Anti-Cancer Drugs, 2020
As a member of the platinum drug group, oxaliplatin (OXAL) is used to treat brain tumors, although its use is limited through excessive calcium ion (Ca 2+) influx and reactive oxygen species (ROS) production in neurons. The Ca 2+ permeable transient receptor potential vanilloid 1 (TRPV1) channel is activated by ROS, and its activity might be reduced by the antioxidant property of pregabalin (PREGAB). This study aimed to investigate the protective action of PREGAB against OXAL-induced oxidative neurotoxicity in human glioblastoma (DBTRG) cells.

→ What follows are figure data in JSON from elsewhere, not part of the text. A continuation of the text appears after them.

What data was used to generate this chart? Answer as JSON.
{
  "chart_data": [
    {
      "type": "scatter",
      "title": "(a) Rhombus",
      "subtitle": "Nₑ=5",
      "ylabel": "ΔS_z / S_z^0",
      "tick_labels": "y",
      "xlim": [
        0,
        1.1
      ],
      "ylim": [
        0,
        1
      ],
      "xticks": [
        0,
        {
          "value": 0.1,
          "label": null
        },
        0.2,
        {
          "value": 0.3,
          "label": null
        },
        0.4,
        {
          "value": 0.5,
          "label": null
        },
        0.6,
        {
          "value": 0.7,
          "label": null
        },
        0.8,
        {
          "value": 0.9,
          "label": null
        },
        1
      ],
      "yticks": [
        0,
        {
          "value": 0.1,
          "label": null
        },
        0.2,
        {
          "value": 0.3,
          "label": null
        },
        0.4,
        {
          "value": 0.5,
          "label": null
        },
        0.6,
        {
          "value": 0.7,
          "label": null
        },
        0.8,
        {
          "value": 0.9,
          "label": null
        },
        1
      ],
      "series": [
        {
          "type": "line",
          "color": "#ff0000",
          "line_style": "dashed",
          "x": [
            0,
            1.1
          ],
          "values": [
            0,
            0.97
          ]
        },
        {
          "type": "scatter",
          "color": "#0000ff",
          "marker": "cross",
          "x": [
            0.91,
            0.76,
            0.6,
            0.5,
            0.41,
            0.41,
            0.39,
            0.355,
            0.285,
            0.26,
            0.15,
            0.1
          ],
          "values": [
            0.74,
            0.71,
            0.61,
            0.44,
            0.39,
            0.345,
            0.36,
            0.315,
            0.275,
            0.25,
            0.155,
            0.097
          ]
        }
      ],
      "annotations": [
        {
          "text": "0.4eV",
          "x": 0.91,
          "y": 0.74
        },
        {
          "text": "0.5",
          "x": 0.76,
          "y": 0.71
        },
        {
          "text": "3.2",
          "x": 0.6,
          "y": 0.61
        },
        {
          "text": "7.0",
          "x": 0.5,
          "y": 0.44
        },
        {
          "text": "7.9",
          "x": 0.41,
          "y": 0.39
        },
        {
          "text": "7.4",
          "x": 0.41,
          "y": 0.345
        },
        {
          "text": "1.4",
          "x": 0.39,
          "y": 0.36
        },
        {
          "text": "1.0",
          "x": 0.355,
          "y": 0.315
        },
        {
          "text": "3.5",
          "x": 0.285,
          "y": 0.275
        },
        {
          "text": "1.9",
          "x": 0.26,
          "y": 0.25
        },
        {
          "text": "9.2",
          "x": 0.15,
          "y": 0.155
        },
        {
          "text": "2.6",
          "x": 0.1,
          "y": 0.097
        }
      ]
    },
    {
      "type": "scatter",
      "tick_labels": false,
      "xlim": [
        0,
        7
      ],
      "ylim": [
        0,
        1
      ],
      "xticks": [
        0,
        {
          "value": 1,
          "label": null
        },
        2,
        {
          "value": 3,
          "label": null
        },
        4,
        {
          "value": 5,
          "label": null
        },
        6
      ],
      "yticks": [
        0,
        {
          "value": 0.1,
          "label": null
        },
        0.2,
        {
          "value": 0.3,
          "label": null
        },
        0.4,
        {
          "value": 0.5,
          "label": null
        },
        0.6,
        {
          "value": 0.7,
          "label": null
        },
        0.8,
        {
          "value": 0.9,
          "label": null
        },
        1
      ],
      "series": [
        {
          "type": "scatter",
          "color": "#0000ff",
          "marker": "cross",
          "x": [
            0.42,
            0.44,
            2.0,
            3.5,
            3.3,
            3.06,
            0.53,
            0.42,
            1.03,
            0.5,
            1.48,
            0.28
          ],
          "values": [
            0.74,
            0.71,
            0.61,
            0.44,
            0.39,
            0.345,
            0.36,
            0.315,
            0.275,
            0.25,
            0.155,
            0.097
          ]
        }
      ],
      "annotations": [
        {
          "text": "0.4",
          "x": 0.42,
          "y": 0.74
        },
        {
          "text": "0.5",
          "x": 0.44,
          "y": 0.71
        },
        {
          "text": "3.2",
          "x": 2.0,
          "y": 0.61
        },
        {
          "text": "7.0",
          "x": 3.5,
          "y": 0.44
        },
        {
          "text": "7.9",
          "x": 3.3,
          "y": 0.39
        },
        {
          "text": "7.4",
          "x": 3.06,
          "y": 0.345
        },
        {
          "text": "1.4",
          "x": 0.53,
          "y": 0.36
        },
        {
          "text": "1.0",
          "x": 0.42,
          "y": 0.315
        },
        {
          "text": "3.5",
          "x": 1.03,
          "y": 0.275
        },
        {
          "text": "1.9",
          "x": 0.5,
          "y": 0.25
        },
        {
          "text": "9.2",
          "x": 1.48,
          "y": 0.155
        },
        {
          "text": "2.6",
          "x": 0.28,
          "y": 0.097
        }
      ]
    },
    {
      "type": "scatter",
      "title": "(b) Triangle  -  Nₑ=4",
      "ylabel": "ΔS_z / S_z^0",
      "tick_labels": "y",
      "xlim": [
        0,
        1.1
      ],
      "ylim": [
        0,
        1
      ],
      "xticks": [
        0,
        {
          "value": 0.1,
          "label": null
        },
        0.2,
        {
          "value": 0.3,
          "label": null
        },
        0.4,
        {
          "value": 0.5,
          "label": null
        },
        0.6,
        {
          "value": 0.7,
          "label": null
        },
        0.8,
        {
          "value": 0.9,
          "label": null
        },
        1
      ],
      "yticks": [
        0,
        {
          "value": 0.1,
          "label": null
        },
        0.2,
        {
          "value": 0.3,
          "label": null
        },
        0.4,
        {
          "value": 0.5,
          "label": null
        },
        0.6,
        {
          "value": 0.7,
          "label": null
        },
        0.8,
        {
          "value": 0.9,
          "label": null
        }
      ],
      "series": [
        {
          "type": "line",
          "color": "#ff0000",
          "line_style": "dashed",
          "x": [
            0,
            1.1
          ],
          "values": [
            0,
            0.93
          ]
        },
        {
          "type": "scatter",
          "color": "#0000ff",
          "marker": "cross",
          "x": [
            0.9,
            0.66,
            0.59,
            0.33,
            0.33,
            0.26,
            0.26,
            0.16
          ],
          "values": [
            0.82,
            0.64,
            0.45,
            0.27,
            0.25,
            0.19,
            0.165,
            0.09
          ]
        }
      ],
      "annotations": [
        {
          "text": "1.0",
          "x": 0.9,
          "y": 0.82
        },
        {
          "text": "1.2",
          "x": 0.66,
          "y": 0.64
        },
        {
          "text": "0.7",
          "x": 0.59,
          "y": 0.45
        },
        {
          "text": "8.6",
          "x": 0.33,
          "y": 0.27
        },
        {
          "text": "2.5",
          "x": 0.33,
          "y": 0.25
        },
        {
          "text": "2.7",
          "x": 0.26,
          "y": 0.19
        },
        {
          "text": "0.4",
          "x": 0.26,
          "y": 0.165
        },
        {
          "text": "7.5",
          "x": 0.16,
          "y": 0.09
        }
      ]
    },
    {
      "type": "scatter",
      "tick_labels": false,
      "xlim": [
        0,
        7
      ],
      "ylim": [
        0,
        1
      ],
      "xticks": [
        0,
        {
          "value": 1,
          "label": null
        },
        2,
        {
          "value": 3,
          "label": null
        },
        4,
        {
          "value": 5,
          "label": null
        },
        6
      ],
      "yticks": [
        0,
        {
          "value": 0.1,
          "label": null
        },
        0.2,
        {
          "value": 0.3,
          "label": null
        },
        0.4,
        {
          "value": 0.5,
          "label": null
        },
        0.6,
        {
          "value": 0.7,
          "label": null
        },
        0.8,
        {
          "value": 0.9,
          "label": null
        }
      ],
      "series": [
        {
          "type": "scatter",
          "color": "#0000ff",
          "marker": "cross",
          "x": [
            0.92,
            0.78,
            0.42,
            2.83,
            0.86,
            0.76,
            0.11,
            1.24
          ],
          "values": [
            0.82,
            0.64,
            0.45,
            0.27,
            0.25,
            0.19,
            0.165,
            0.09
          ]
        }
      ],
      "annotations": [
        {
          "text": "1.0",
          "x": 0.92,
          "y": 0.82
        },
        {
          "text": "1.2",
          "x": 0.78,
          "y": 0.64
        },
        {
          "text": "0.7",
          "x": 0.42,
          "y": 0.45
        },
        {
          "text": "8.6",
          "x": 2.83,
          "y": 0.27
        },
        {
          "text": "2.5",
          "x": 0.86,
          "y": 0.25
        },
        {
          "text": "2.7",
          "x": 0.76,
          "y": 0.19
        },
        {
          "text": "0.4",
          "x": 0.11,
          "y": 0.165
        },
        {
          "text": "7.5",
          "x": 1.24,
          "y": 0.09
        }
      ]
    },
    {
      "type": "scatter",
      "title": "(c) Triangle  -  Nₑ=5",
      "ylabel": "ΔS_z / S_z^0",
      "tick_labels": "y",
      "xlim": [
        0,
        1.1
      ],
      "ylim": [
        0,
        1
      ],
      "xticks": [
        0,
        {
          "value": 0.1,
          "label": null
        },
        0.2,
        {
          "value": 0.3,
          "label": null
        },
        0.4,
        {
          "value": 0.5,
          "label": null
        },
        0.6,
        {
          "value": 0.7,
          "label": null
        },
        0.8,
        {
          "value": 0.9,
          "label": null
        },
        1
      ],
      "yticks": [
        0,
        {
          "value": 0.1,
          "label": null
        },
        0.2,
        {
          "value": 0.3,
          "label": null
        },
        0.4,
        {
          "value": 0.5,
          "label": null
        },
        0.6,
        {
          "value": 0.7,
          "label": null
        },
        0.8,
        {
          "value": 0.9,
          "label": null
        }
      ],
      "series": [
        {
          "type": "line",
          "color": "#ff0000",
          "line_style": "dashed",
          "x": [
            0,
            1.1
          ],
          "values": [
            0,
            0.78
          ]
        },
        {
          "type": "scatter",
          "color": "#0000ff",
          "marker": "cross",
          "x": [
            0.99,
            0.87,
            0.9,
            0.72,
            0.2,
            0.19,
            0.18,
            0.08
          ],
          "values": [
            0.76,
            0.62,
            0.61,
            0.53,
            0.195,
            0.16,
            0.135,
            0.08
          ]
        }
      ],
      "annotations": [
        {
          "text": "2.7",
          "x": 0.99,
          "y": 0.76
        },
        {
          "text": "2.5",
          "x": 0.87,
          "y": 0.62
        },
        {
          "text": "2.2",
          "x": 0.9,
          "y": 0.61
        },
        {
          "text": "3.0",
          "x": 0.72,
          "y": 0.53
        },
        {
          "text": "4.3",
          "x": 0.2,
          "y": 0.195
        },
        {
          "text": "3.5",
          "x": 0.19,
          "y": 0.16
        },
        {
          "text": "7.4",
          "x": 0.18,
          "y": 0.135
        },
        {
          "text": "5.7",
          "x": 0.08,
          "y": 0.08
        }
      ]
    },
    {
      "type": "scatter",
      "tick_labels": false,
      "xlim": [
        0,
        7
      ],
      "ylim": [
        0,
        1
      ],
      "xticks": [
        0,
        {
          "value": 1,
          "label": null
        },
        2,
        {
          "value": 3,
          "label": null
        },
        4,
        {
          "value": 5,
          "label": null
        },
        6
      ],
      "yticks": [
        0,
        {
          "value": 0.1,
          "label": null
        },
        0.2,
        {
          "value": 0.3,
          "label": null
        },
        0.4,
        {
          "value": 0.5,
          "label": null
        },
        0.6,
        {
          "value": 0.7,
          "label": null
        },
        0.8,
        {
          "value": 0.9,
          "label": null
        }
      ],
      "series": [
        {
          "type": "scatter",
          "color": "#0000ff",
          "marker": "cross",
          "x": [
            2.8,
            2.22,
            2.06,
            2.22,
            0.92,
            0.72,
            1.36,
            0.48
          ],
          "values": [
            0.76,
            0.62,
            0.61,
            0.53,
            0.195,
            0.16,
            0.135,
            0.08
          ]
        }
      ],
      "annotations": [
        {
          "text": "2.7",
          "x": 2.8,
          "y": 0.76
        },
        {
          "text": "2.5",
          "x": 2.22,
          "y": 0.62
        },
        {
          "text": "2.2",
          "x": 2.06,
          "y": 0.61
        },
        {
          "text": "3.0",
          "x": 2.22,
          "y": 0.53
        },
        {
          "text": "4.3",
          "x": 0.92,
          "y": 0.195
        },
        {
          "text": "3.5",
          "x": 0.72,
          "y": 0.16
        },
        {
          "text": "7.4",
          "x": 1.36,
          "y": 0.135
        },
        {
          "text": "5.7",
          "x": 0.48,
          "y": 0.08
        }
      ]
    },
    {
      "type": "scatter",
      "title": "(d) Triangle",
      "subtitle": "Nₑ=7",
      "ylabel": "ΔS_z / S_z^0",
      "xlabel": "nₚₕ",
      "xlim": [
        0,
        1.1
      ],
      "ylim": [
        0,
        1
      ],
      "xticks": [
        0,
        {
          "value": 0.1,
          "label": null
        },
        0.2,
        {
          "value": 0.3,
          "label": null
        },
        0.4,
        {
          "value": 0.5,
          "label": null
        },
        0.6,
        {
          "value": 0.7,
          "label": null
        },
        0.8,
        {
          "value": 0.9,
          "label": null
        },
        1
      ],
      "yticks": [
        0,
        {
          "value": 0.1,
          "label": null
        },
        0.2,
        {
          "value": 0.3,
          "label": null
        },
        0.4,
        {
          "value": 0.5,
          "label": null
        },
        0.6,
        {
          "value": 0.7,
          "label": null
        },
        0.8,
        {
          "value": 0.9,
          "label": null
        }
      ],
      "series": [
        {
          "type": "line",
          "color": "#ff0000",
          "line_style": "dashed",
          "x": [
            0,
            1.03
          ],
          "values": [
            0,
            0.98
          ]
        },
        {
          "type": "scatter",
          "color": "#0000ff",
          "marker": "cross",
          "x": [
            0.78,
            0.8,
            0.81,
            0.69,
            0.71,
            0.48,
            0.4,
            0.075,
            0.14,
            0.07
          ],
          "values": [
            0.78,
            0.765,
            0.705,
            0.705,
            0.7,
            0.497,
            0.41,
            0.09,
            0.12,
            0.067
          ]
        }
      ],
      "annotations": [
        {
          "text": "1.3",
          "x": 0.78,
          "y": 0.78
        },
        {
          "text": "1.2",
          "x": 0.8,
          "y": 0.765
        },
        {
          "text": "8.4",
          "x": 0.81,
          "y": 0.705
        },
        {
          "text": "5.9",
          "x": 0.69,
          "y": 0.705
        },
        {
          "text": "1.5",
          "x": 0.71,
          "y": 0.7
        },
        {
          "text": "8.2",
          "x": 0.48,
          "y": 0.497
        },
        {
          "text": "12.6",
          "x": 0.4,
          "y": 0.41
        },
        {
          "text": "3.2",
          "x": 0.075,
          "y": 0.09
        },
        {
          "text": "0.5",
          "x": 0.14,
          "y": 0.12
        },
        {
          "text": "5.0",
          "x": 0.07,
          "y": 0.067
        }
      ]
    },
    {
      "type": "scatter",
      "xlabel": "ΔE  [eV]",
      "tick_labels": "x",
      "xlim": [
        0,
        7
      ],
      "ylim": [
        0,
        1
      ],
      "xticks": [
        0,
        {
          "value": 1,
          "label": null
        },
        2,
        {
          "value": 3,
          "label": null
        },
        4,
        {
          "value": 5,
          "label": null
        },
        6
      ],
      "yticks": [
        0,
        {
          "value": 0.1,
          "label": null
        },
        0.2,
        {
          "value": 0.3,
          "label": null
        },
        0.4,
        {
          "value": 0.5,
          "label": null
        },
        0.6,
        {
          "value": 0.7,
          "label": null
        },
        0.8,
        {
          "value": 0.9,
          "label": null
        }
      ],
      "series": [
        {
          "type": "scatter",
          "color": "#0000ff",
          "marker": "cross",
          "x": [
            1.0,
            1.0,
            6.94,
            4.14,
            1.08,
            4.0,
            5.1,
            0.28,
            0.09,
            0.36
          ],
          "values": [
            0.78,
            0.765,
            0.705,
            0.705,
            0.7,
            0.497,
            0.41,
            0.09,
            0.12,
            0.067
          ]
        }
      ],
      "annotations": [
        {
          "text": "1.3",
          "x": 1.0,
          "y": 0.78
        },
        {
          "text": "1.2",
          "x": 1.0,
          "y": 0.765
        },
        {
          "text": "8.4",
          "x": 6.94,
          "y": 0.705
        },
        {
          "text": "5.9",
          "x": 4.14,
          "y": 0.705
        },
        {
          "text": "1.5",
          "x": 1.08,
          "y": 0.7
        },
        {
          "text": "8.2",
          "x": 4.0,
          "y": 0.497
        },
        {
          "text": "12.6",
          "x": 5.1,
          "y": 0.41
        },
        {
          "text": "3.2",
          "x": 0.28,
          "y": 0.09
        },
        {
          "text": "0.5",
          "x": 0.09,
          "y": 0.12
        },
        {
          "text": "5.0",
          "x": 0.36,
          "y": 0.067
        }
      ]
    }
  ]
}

The DBTRG cells were divided into four treatment groups: control, PREGAB (500 µM for 1 h), OXAL (25 µM for 24 h), and PREGAB + OXAL. In the laser confocal microscope and plate reader analyses, apoptosis, mitochondrial membrane depolarization (JC-1), cell death (propidium iodide/Hoechst rate), and ROS-level production increased by activating TRPV1 in the cells using the OXAL treatment, although the cell viability values decreased. However, these values were recovered in the PREGAB + OXAL group using PREGAB and TRPV1 inhibitor (capsazepine) treatments. In the patch-clamp analyses, OXAL-induced TRPV1 channel activation in the OXAL group also decreased in the PREGAB + OXAL group using the PREGAB and capsazepine treatments. In conclusion, the apoptosis and oxidant actions of OXAL were increased by activation of the TRPV1 channel, but this effect was diminished by the PREGAB treatment. PREGAB treatment has the potential to be an effective strategy in the treatment of OXAL-induced oxidative neurotoxicity.